M: I feel like there’s always going to be issues at any institution. (Our account is) a very honest review of the school because people just kind of tell us everything they’re feeling whether it’s positive or negative. We do tread lightly regarding the negative experiences and I feel like we talk to each other about stuff we are curious about posting. I feel like (the account) is kind of a good way to deal with things that are annoying us about the institution. We can not only call out and say, oh, this is annoying, but also, like, cope with it by making it kind of a funny thing. It’s relatable to be suffering in college. I feel like it’s just another thing that we can make commentary about.

App-Singer: What are some of the less controversial, funny, absurd requests you’ve gotten for affirmations in recent times? 
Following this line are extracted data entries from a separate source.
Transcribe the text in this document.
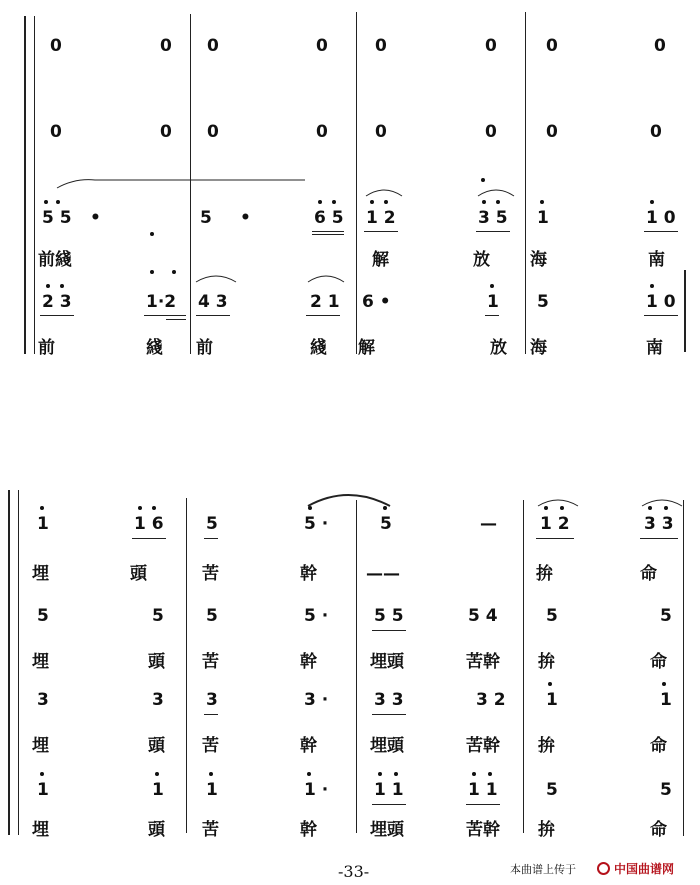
0	0 0	0	0	0	0	0
0	0 0	0	0	0	0	0
5 5 •	5 •	6 5 1 2	3 5 1	1 0
前綫	解	放 海	南
2 3	1·2 4 3	2 1 6 •	1 5	1 0
前	綫 前	綫 解	放 海	南
1	1 6 5	5 ·	5	—	1 2	3 3
埋	頭	苦	幹	——	拚	命
5	5 5	5 ·	5 5	5 4	5	5
埋	頭 苦	幹	埋頭	苦幹 拚	命
3	3 3	3 ·	3 3	3 2 1	1
埋	頭 苦	幹	埋頭	苦幹 拚	命
1	1 1	1 ·	1 1	1 1	5	5
埋	頭 苦	幹	埋頭	苦幹 拚	命
-33-	本曲谱上传于	中国曲谱网
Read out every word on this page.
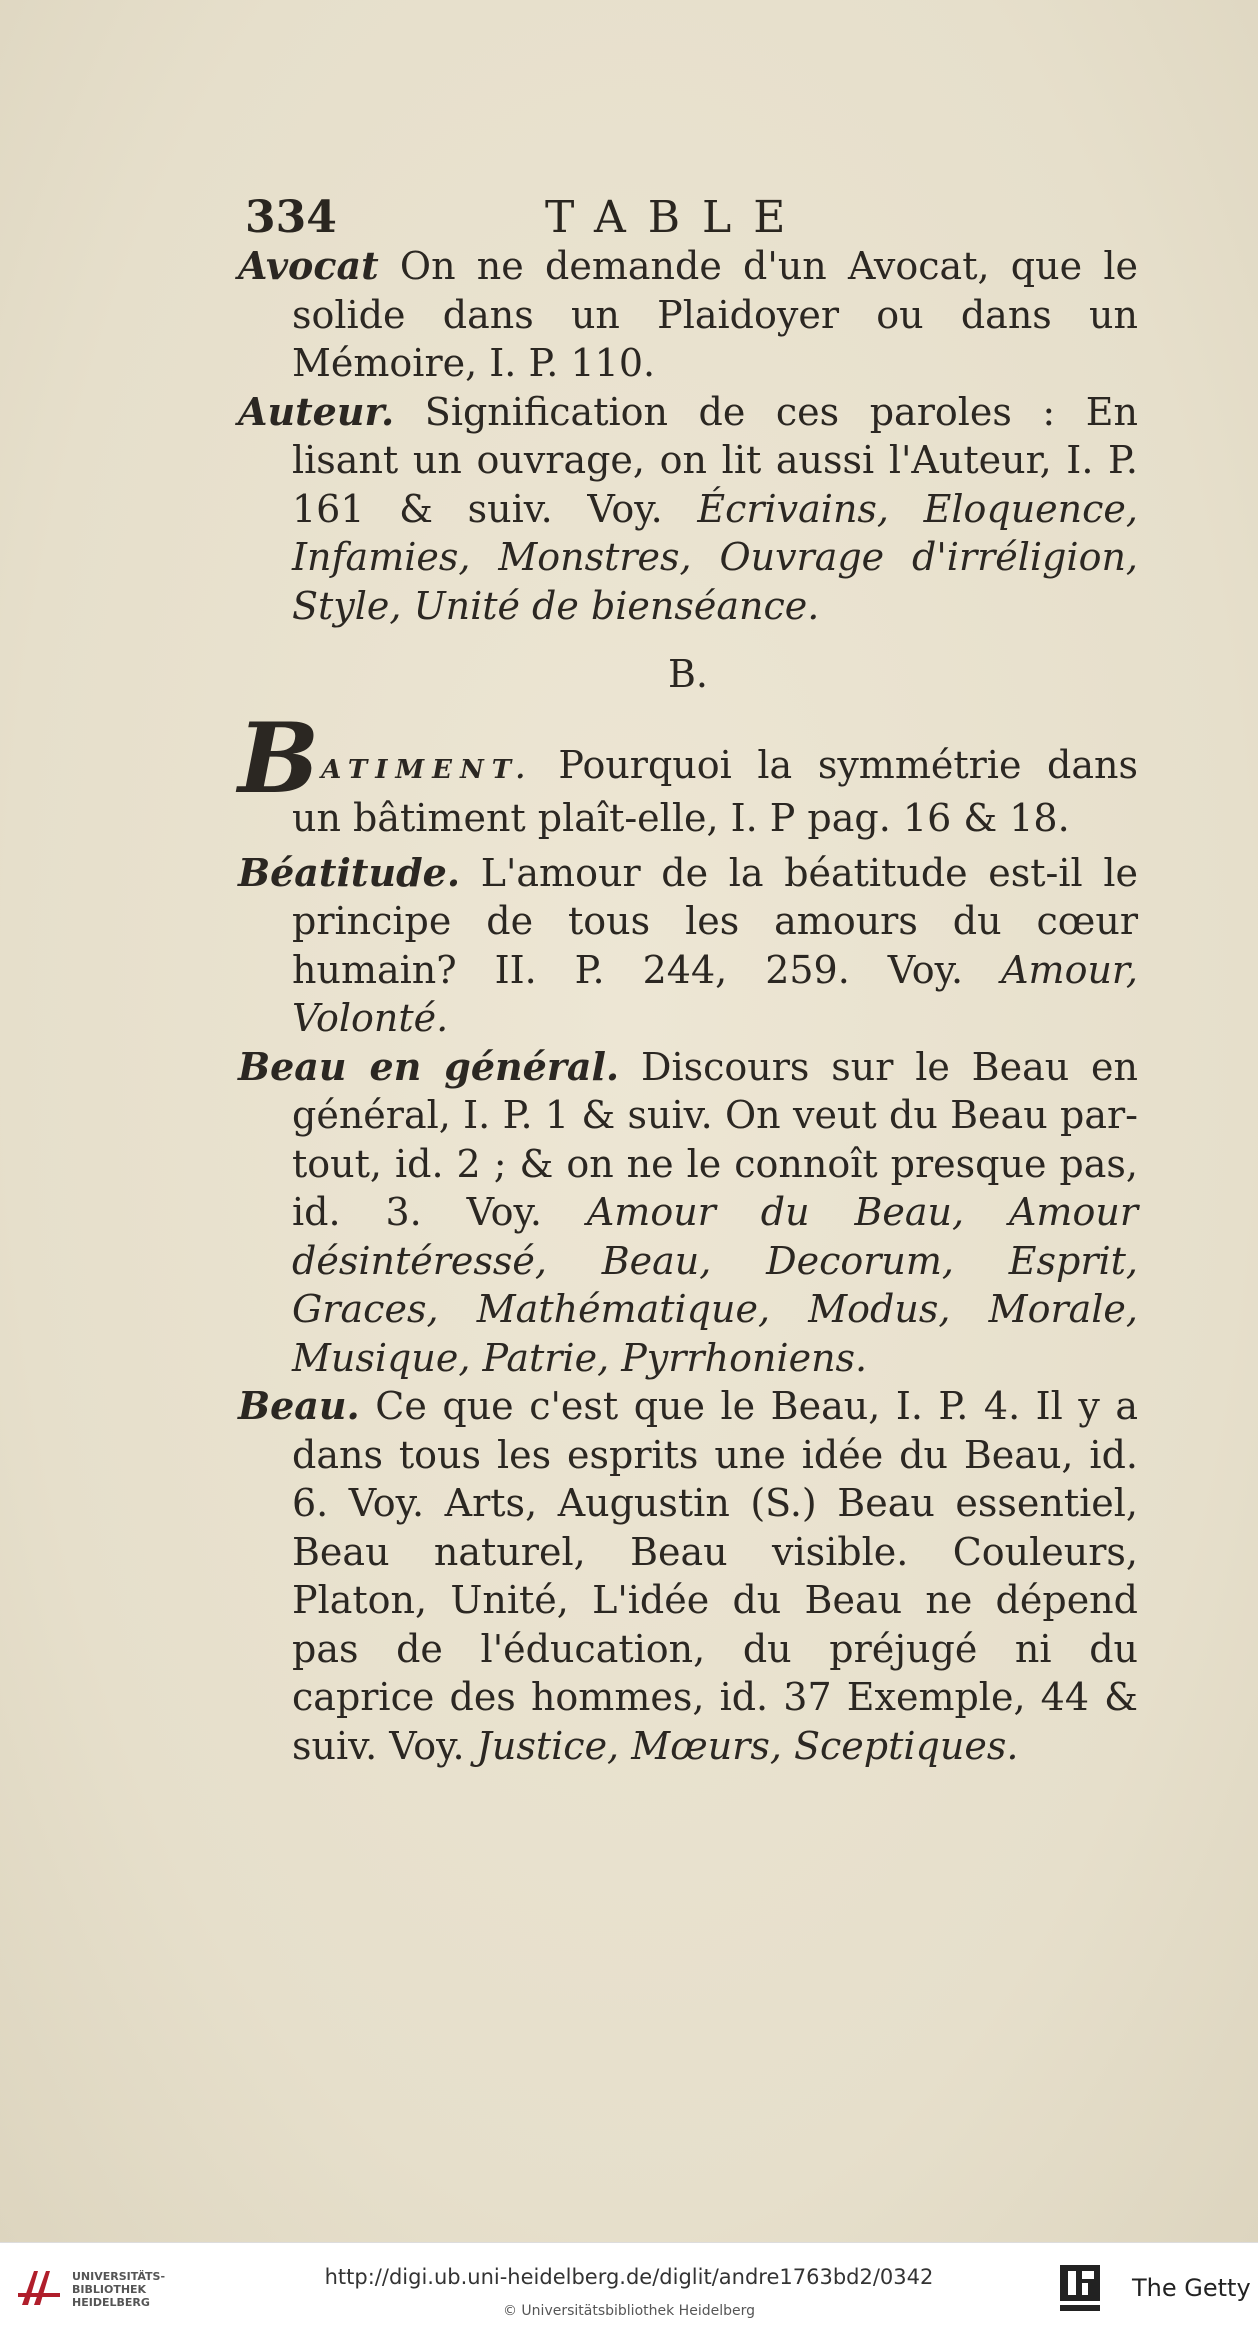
334	TABLE

Avocat On ne demande d'un Avocat, que le solide dans un Plaidoyer ou dans un Mémoire, I. P. 110.

Auteur. Signification de ces paroles : En lisant un ouvrage, on lit aussi l'Auteur, I. P. 161 & suiv. Voy. Écrivains, Eloquence, Infamies, Monstres, Ouvrage d'irréligion, Style, Unité de bienséance.

B.

BATIMENT. Pourquoi la symmétrie dans un bâtiment plaît-elle, I. P pag. 16 & 18.

Béatitude. L'amour de la béatitude est-il le principe de tous les amours du cœur humain? II. P. 244, 259. Voy. Amour, Volonté.

Beau en général. Discours sur le Beau en général, I. P. 1 & suiv. On veut du Beau par-tout, id. 2 ; & on ne le connoît presque pas, id. 3. Voy. Amour du Beau, Amour désintéressé, Beau, Decorum, Esprit, Graces, Mathématique, Modus, Morale, Musique, Patrie, Pyrrhoniens.

Beau. Ce que c'est que le Beau, I. P. 4. Il y a dans tous les esprits une idée du Beau, id. 6. Voy. Arts, Augustin (S.) Beau essentiel, Beau naturel, Beau visible. Couleurs, Platon, Unité, L'idée du Beau ne dépend pas de l'éducation, du préjugé ni du caprice des hommes, id. 37 Exemple, 44 & suiv. Voy. Justice, Mœurs, Sceptiques.

UNIVERSITÄTS-
BIBLIOTHEK
HEIDELBERG
http://digi.ub.uni-heidelberg.de/diglit/andre1763bd2/0342
© Universitätsbibliothek Heidelberg
The Getty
L: There was one time a professor went barefoot in class, and someone actually sent me a photo they took, and sent the account the photo and was like, you should make an affirmation about this. And we were like, sure.

M: I think one of the upcoming things that might (come up in submissions) might be a little bit controversial … But there is a pub opening on campus and I’m hoping that we don’t get too many affirmations about getting absolutely sloshed because I feel like that’s not the point of the pub being open on campus. It’s a safer alternative to going out off campus and having to get an Uber back. But I feel like there’s gonna be an onslaught of … ‘Oh, my God, I will not throw up in Templeton at the Temple Bar.’ I mean, that’s good. I hope they don’t, but I feel like (those submissions will) definitely happen regardless.
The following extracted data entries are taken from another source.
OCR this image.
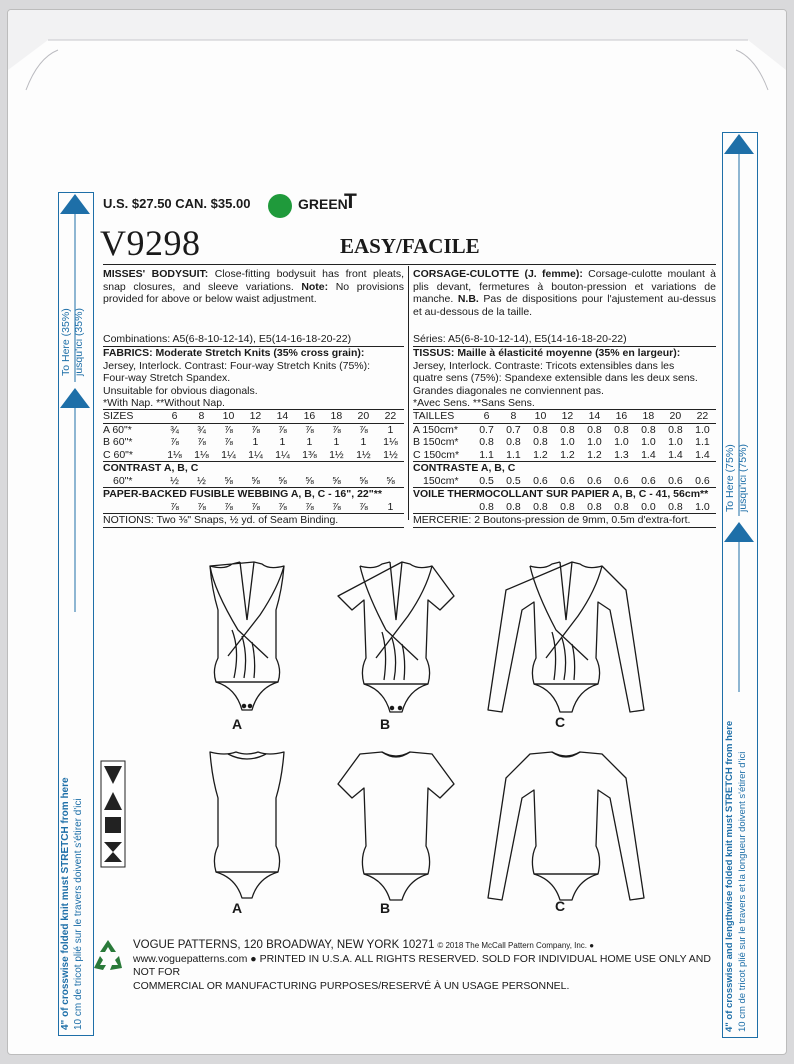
U.S. $27.50 CAN. $35.00	GREEN
T
V9298	EASY/FACILE
MISSES' BODYSUIT: Close-fitting bodysuit has front pleats, snap closures, and sleeve variations. Note: No provisions provided for above or below waist adjustment.
Combinations: A5(6-8-10-12-14), E5(14-16-18-20-22)
FABRICS: Moderate Stretch Knits (35% cross grain):
Jersey, Interlock. Contrast: Four-way Stretch Knits (75%):
Four-way Stretch Spandex.
Unsuitable for obvious diagonals.
*With Nap. **Without Nap.
SIZES	6	8	10	12	14	16	18	20	22
A 60"*	¾	¾	⅞	⅞	⅞	⅞	⅞	⅞	1
B 60"*	⅞	⅞	⅞	1	1	1	1	1	1⅛
C 60"*	1⅛	1⅛	1¼	1¼	1¼	1⅜	1½	1½	1½
CONTRAST A, B, C									
60"*	½	½	⅝	⅝	⅝	⅝	⅝	⅝	⅝
PAPER-BACKED FUSIBLE WEBBING A, B, C - 16", 22"**									
	⅞	⅞	⅞	⅞	⅞	⅞	⅞	⅞	1
NOTIONS: Two ⅜" Snaps, ½ yd. of Seam Binding.									
CORSAGE-CULOTTE (J. femme): Corsage-culotte moulant à plis devant, fermetures à bouton-pression et variations de manche. N.B. Pas de dispositions pour l'ajustement au-dessus et au-dessous de la taille.
Séries: A5(6-8-10-12-14), E5(14-16-18-20-22)
TISSUS: Maille à élasticité moyenne (35% en largeur):
Jersey, Interlock. Contraste: Tricots extensibles dans les
quatre sens (75%): Spandexe extensible dans les deux sens.
Grandes diagonales ne conviennent pas.
*Avec Sens. **Sans Sens.
TAILLES	6	8	10	12	14	16	18	20	22
A 150cm*	0.7	0.7	0.8	0.8	0.8	0.8	0.8	0.8	1.0
B 150cm*	0.8	0.8	0.8	1.0	1.0	1.0	1.0	1.0	1.1
C 150cm*	1.1	1.1	1.2	1.2	1.2	1.3	1.4	1.4	1.4
CONTRASTE A, B, C									
150cm*	0.5	0.5	0.6	0.6	0.6	0.6	0.6	0.6	0.6
VOILE THERMOCOLLANT SUR PAPIER A, B, C - 41, 56cm**									
	0.8	0.8	0.8	0.8	0.8	0.8	0.0	0.8	1.0
MERCERIE: 2 Boutons-pression de 9mm, 0.5m d'extra-fort.									
To Here (35%) jusqu'ici (35%)
4" of crosswise folded knit must STRETCH from here 10 cm de tricot plié sur le travers doivent s'étirer d'ici
To Here (75%) jusqu'ici (75%)
4" of crosswise and lengthwise folded knit must STRETCH from here 10 cm de tricot plié sur le travers et la longueur doivent s'étirer d'ici
A	B	C
A	B	C
VOGUE PATTERNS, 120 BROADWAY, NEW YORK 10271 © 2018 The McCall Pattern Company, Inc. ●
www.voguepatterns.com ● PRINTED IN U.S.A. ALL RIGHTS RESERVED. SOLD FOR INDIVIDUAL HOME USE ONLY AND NOT FOR
COMMERCIAL OR MANUFACTURING PURPOSES/RESERVÉ À UN USAGE PERSONNEL.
App-Singer: Thank you all so much for talking. I have one more question. What aspects of your student life this year so far have you wanted to make affirmation memes about?

M: My partner is studying abroad. (My affirmation is) “I won’t miss them too much.”

L: “I will find my passion.”

S: I mean, I had a pretty difficult year last year. Coming back, I was just kind of nervous, but also very cautiously optimistic. My first few weeks at college have been pretty amazing. I love my classes, I enjoy my room, I’m making more friends. I’m just in a good place and have a good relationship with school. I would want to affirm that, “My cautious optimism was correct in that I’ll continue to have a very good year.”

The idea of focusing on the positive is often easier said than done, but irony and humor can transform the negative into the entertaining. Memes can be a great tool for social change, for better or worse. LC  is not perfect, which is something the admins of @lcaffirmations are aware of. At the end of the day, if we are able to laugh at our shortcomings instead of letting them consume us, we will all be better off. Comment “Mossy Log” to affirm.